To gain a holistic understanding of this system, we used the technique of causal diagrams, an analytical framework promoted by Judea Pearl, who won the 2011 Turing Award (often considered the equivalent of the Nobel Prize for computer scientists).
The (slightly simplified) causal diagram that resulted from combining common sense, expert knowledge and statistical forecasting is depicted below.

Slightly simplified causal diagram showing the factors that ultimately influence the survival of False Tamarisk. Straight lines represent physical or biological effects, while wavy lines show the influence of human behavioural patterns.
Causal diagram explaining factors influencing False Tamarisk survival in alpine river ecosystems.
The diagram shows that even though so many factors are all correlated with the survival of False Tamarisk juveniles, ultimately only the width of the river channel and the presence of river bank protection has a direct impact. All the other factors are only important because they themselves impact channel width or the state of the river bank.

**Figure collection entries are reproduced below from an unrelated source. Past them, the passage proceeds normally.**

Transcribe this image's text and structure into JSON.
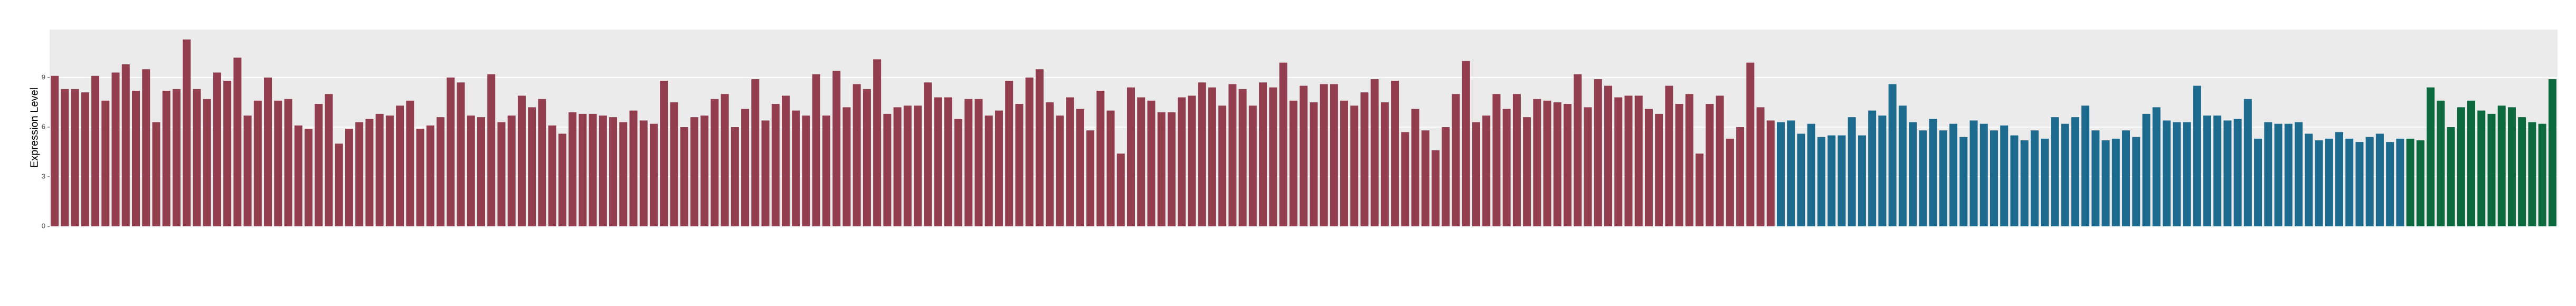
{
  "chart_data": {
    "type": "bar",
    "y_label": "Expression Level",
    "ylim": [
      0,
      11.9
    ],
    "yticks": [
      0,
      3,
      6,
      9
    ],
    "grid": true,
    "series": [
      {
        "color": "#923e4f",
        "values": [
          9.1,
          8.3,
          8.3,
          8.1,
          9.1,
          7.6,
          9.3,
          9.8,
          8.2,
          9.5,
          6.3,
          8.2,
          8.3,
          11.3,
          8.3,
          7.7,
          9.3,
          8.8,
          10.2,
          6.7,
          7.6,
          9.0,
          7.6,
          7.7,
          6.1,
          5.9,
          7.4,
          8.0,
          5.0,
          5.9,
          6.3,
          6.5,
          6.8,
          6.7,
          7.3,
          7.6,
          5.9,
          6.1,
          6.6,
          9.0,
          8.7,
          6.7,
          6.6,
          9.2,
          6.3,
          6.7,
          7.9,
          7.2,
          7.7,
          6.1,
          5.6,
          6.9,
          6.8,
          6.8,
          6.7,
          6.6,
          6.3,
          7.0,
          6.4,
          6.2,
          8.8,
          7.5,
          6.0,
          6.6,
          6.7,
          7.7,
          8.0,
          6.0,
          7.1,
          8.9,
          6.4,
          7.4,
          7.9,
          7.0,
          6.7,
          9.2,
          6.7,
          9.4,
          7.2,
          8.6,
          8.3,
          10.1,
          6.8,
          7.2,
          7.3,
          7.3,
          8.7,
          7.8,
          7.8,
          6.5,
          7.7,
          7.7,
          6.7,
          7.0,
          8.8,
          7.4,
          9.0,
          9.5,
          7.5,
          6.7,
          7.8,
          7.1,
          5.8,
          8.2,
          7.0,
          4.4,
          8.4,
          7.8,
          7.6,
          6.9,
          6.9,
          7.8,
          7.9,
          8.7,
          8.4,
          7.3,
          8.6,
          8.3,
          7.3,
          8.7,
          8.4,
          9.9,
          7.6,
          8.5,
          7.5,
          8.6,
          8.6,
          7.6,
          7.3,
          8.1,
          8.9,
          7.5,
          8.8,
          5.7,
          7.1,
          5.8,
          4.6,
          6.0,
          8.0,
          10.0,
          6.3,
          6.7,
          8.0,
          7.1,
          8.0,
          6.6,
          7.7,
          7.6,
          7.5,
          7.4,
          9.2,
          7.2,
          8.9,
          8.5,
          7.8,
          7.9,
          7.9,
          7.1,
          6.8,
          8.5,
          7.4,
          8.0,
          4.4,
          7.4,
          7.9,
          5.3,
          6.0,
          9.9,
          7.2,
          6.4,
          null,
          null,
          null,
          null,
          null,
          null,
          null,
          null,
          null,
          null,
          null,
          null,
          null,
          null,
          null,
          null,
          null,
          null,
          null,
          null,
          null,
          null,
          null,
          null,
          null,
          null,
          null,
          null,
          null,
          null,
          null,
          null,
          null,
          null,
          null,
          null,
          null,
          null,
          null,
          null,
          null,
          null,
          null,
          null,
          null,
          null,
          null,
          null,
          null,
          null,
          null,
          null,
          null,
          null,
          null,
          null,
          null,
          null,
          null,
          null,
          null,
          null,
          null,
          null,
          null,
          null,
          null,
          null,
          null,
          null,
          null,
          null,
          null,
          null,
          null,
          null,
          null
        ]
      },
      {
        "color": "#1c6a8e",
        "values": [
          null,
          null,
          null,
          null,
          null,
          null,
          null,
          null,
          null,
          null,
          null,
          null,
          null,
          null,
          null,
          null,
          null,
          null,
          null,
          null,
          null,
          null,
          null,
          null,
          null,
          null,
          null,
          null,
          null,
          null,
          null,
          null,
          null,
          null,
          null,
          null,
          null,
          null,
          null,
          null,
          null,
          null,
          null,
          null,
          null,
          null,
          null,
          null,
          null,
          null,
          null,
          null,
          null,
          null,
          null,
          null,
          null,
          null,
          null,
          null,
          null,
          null,
          null,
          null,
          null,
          null,
          null,
          null,
          null,
          null,
          null,
          null,
          null,
          null,
          null,
          null,
          null,
          null,
          null,
          null,
          null,
          null,
          null,
          null,
          null,
          null,
          null,
          null,
          null,
          null,
          null,
          null,
          null,
          null,
          null,
          null,
          null,
          null,
          null,
          null,
          null,
          null,
          null,
          null,
          null,
          null,
          null,
          null,
          null,
          null,
          null,
          null,
          null,
          null,
          null,
          null,
          null,
          null,
          null,
          null,
          null,
          null,
          null,
          null,
          null,
          null,
          null,
          null,
          null,
          null,
          null,
          null,
          null,
          null,
          null,
          null,
          null,
          null,
          null,
          null,
          null,
          null,
          null,
          null,
          null,
          null,
          null,
          null,
          null,
          null,
          null,
          null,
          null,
          null,
          null,
          null,
          null,
          null,
          null,
          null,
          null,
          null,
          null,
          null,
          null,
          null,
          null,
          null,
          null,
          null,
          6.3,
          6.4,
          5.6,
          6.2,
          5.4,
          5.5,
          5.5,
          6.6,
          5.5,
          7.0,
          6.7,
          8.6,
          7.3,
          6.3,
          5.8,
          6.5,
          5.8,
          6.2,
          5.4,
          6.4,
          6.2,
          5.8,
          6.1,
          5.5,
          5.2,
          5.8,
          5.3,
          6.6,
          6.2,
          6.6,
          7.3,
          5.8,
          5.2,
          5.3,
          5.8,
          5.4,
          6.8,
          7.2,
          6.4,
          6.3,
          6.3,
          8.5,
          6.7,
          6.7,
          6.4,
          6.5,
          7.7,
          5.3,
          6.3,
          6.2,
          6.2,
          6.3,
          5.6,
          5.2,
          5.3,
          5.7,
          5.3,
          5.1,
          5.4,
          5.6,
          5.1,
          5.3,
          null,
          null,
          null,
          null,
          null,
          null,
          null,
          null,
          null,
          null,
          null,
          null,
          null,
          null,
          null
        ]
      },
      {
        "color": "#0d6a3f",
        "values": [
          null,
          null,
          null,
          null,
          null,
          null,
          null,
          null,
          null,
          null,
          null,
          null,
          null,
          null,
          null,
          null,
          null,
          null,
          null,
          null,
          null,
          null,
          null,
          null,
          null,
          null,
          null,
          null,
          null,
          null,
          null,
          null,
          null,
          null,
          null,
          null,
          null,
          null,
          null,
          null,
          null,
          null,
          null,
          null,
          null,
          null,
          null,
          null,
          null,
          null,
          null,
          null,
          null,
          null,
          null,
          null,
          null,
          null,
          null,
          null,
          null,
          null,
          null,
          null,
          null,
          null,
          null,
          null,
          null,
          null,
          null,
          null,
          null,
          null,
          null,
          null,
          null,
          null,
          null,
          null,
          null,
          null,
          null,
          null,
          null,
          null,
          null,
          null,
          null,
          null,
          null,
          null,
          null,
          null,
          null,
          null,
          null,
          null,
          null,
          null,
          null,
          null,
          null,
          null,
          null,
          null,
          null,
          null,
          null,
          null,
          null,
          null,
          null,
          null,
          null,
          null,
          null,
          null,
          null,
          null,
          null,
          null,
          null,
          null,
          null,
          null,
          null,
          null,
          null,
          null,
          null,
          null,
          null,
          null,
          null,
          null,
          null,
          null,
          null,
          null,
          null,
          null,
          null,
          null,
          null,
          null,
          null,
          null,
          null,
          null,
          null,
          null,
          null,
          null,
          null,
          null,
          null,
          null,
          null,
          null,
          null,
          null,
          null,
          null,
          null,
          null,
          null,
          null,
          null,
          null,
          null,
          null,
          null,
          null,
          null,
          null,
          null,
          null,
          null,
          null,
          null,
          null,
          null,
          null,
          null,
          null,
          null,
          null,
          null,
          null,
          null,
          null,
          null,
          null,
          null,
          null,
          null,
          null,
          null,
          null,
          null,
          null,
          null,
          null,
          null,
          null,
          null,
          null,
          null,
          null,
          null,
          null,
          null,
          null,
          null,
          null,
          null,
          null,
          null,
          null,
          null,
          null,
          null,
          null,
          null,
          null,
          null,
          null,
          null,
          null,
          null,
          null,
          5.3,
          5.2,
          8.4,
          7.6,
          6.0,
          7.2,
          7.6,
          7.0,
          6.8,
          7.3,
          7.2,
          6.6,
          6.3,
          6.2,
          8.9
        ]
      }
    ]
  }
}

For example, rivers tend to be wider as they are further from the source. Hence, False Tamarisks are more likely to survive at lower altitudes. However, if a site has the same channel width and level of river bank protection, then the expected survival rate will be the same.
Interdisciplinary Collaboration in Conservation Research
Causal diagrams also help to tackle the key issues of studying such complicated and specific systems.

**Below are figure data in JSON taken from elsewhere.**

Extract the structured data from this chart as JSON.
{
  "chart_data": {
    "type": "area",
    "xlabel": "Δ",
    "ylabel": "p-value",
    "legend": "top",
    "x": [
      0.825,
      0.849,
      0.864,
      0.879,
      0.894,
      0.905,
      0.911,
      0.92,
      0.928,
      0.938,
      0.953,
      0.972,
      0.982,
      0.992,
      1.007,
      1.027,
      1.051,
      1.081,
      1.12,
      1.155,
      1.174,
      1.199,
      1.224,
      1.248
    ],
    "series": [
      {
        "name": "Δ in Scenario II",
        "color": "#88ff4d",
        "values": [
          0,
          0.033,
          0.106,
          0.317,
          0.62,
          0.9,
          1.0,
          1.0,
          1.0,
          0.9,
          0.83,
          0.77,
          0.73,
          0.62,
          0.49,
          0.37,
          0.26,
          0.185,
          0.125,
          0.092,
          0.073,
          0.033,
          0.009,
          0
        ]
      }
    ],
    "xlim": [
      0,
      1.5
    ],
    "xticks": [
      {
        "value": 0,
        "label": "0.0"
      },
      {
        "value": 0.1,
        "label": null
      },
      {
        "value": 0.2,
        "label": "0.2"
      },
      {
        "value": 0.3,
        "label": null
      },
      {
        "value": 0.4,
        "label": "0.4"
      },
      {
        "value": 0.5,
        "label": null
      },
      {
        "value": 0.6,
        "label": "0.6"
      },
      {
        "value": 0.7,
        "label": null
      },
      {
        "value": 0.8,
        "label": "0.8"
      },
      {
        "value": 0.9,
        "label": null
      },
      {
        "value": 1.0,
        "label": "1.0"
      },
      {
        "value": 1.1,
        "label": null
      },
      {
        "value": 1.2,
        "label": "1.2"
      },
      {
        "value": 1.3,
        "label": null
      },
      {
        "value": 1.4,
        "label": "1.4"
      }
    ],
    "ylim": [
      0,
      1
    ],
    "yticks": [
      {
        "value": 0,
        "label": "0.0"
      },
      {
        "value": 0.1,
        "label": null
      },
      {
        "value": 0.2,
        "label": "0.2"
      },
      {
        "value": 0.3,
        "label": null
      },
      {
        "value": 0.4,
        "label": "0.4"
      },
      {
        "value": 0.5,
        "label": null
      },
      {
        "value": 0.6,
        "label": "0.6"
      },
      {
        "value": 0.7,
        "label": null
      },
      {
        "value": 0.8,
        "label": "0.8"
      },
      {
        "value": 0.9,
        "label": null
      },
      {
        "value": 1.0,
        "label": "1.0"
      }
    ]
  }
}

While the effects of river channel width and river bank protections on False Tamarisk can only be studied on rivers that have or recently had False Tamarisk populations, the relationships deeper into the diagram are more general.
For instance, the effects of altitude, river bank protections and protected conservation status can be assessed on any sufficiently similar river system, even if there have not been any False Tamarisk populations there at all.

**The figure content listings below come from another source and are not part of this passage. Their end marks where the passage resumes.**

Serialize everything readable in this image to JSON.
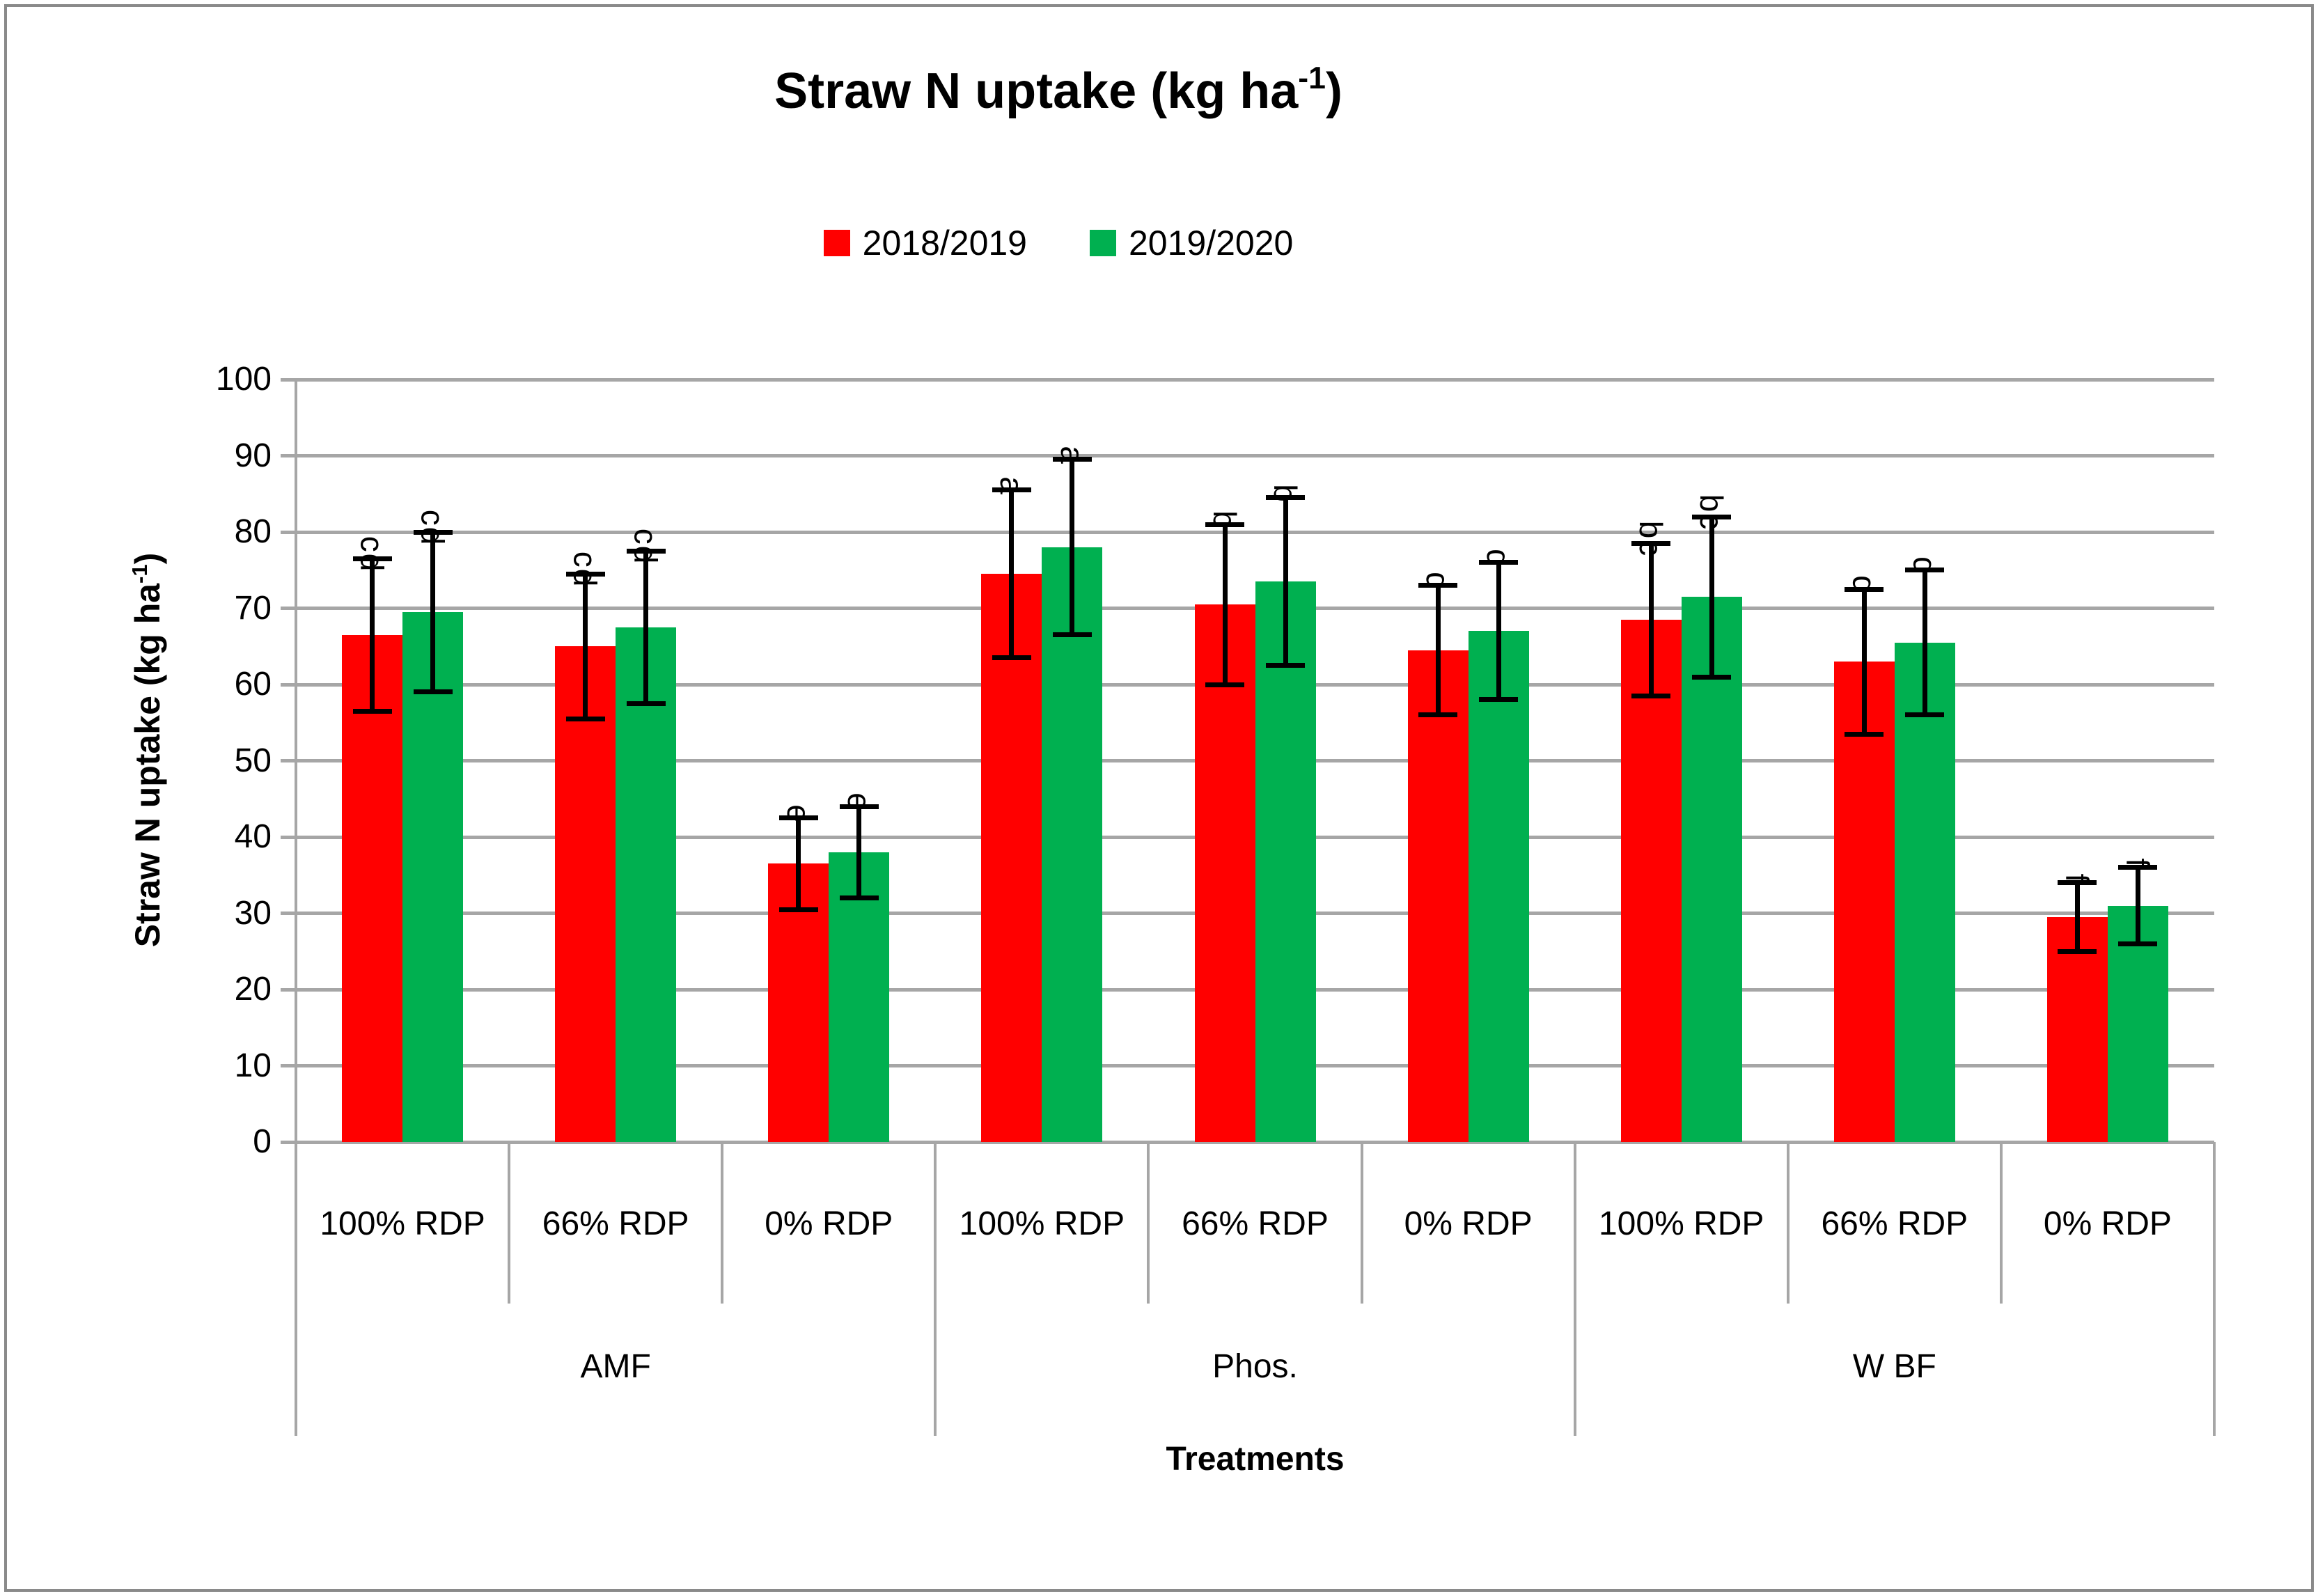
{
  "title": {
    "base": "Straw N uptake (kg ha",
    "sup": "-1",
    "end": ")"
  },
  "legend": [
    {
      "label": "2018/2019",
      "color": "#FF0000"
    },
    {
      "label": "2019/2020",
      "color": "#00B050"
    }
  ],
  "y_axis": {
    "title_base": "Straw N uptake (kg ha",
    "title_sup": "-1",
    "title_end": ")",
    "tick_labels": [
      "0",
      "10",
      "20",
      "30",
      "40",
      "50",
      "60",
      "70",
      "80",
      "90",
      "100"
    ],
    "min": 0,
    "max": 100,
    "step": 10
  },
  "x_axis": {
    "title": "Treatments"
  },
  "colors": {
    "gridline": "#a6a6a6",
    "bar_red": "#FF0000",
    "bar_green": "#00B050",
    "annotation": "#000000"
  },
  "chart_data": {
    "type": "bar",
    "title": "Straw N uptake (kg ha-1)",
    "ylabel": "Straw N uptake (kg ha-1)",
    "xlabel": "Treatments",
    "ylim": [
      0,
      100
    ],
    "ytick_step": 10,
    "grid": true,
    "legend_position": "top-center",
    "error_bars": "plus-minus-sd",
    "groups": [
      "AMF",
      "Phos.",
      "W BF"
    ],
    "categories": [
      "100% RDP",
      "66% RDP",
      "0% RDP",
      "100% RDP",
      "66% RDP",
      "0% RDP",
      "100% RDP",
      "66% RDP",
      "0% RDP"
    ],
    "category_groups": [
      "AMF",
      "AMF",
      "AMF",
      "Phos.",
      "Phos.",
      "Phos.",
      "W BF",
      "W BF",
      "W BF"
    ],
    "series": [
      {
        "name": "2018/2019",
        "color": "#FF0000",
        "values": [
          66.5,
          65.0,
          36.5,
          74.5,
          70.5,
          64.5,
          68.5,
          63.0,
          29.5
        ],
        "errors": [
          10.0,
          9.5,
          6.0,
          11.0,
          10.5,
          8.5,
          10.0,
          9.5,
          4.5
        ],
        "sig_letters": [
          "cd",
          "cd",
          "e",
          "a",
          "b",
          "d",
          "bc",
          "d",
          "f"
        ]
      },
      {
        "name": "2019/2020",
        "color": "#00B050",
        "values": [
          69.5,
          67.5,
          38.0,
          78.0,
          73.5,
          67.0,
          71.5,
          65.5,
          31.0
        ],
        "errors": [
          10.5,
          10.0,
          6.0,
          11.5,
          11.0,
          9.0,
          10.5,
          9.5,
          5.0
        ],
        "sig_letters": [
          "cd",
          "cd",
          "e",
          "a",
          "b",
          "d",
          "bc",
          "d",
          "f"
        ]
      }
    ]
  }
}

The diagram also helps researchers from different disciplines to contribute their different perspectives to a unified understanding of the system.
Here, for example:
- Biologists provide expertise on False Tamarisk ecology
- Hydrologists understand river channel dynamics
- Civil engineers analyse river bank protections
- Social scientists examine human behavioural patterns
Thus, a single diagram can focus the efforts of disparate teams of researchers with very distinct methods.

The Future of Causal Inference in Environmental Science
Ultimately, such combined insight will help policy-makers focus their efforts when trying to conserve individual species with very specific needs, such as False Tamarisk.
However, our use of causal diagrams barely scratches the surface of what is made possible by explicitly modelling cause-and-effect relationships in complex systems.
If you are curious to know more about this approach, I wholeheartedly recommend Judea Pearl and Dana Mackenzie’s The Book of Why, published by Penguin and Basic Books in 2018. In my view, it is one of the most insightful pieces of popular science explaining modern causal inference.
If you would like to learn about all the details of the study presented here, stay tuned for the special issue on non-model plants in the Applications in Plant Sciences journal, due for publication in mid-2026, where our article is due to appear.
Reference
Kailin Sun, Kilian Rückschloß, Tommaso Sitzia, Bruno Michielon and Felix Weitkämper: Pearl’s Causality for integrating ecological datasets: a case study on Myricaria germanica in northern Italy. Applications in Plant Sciences, in press.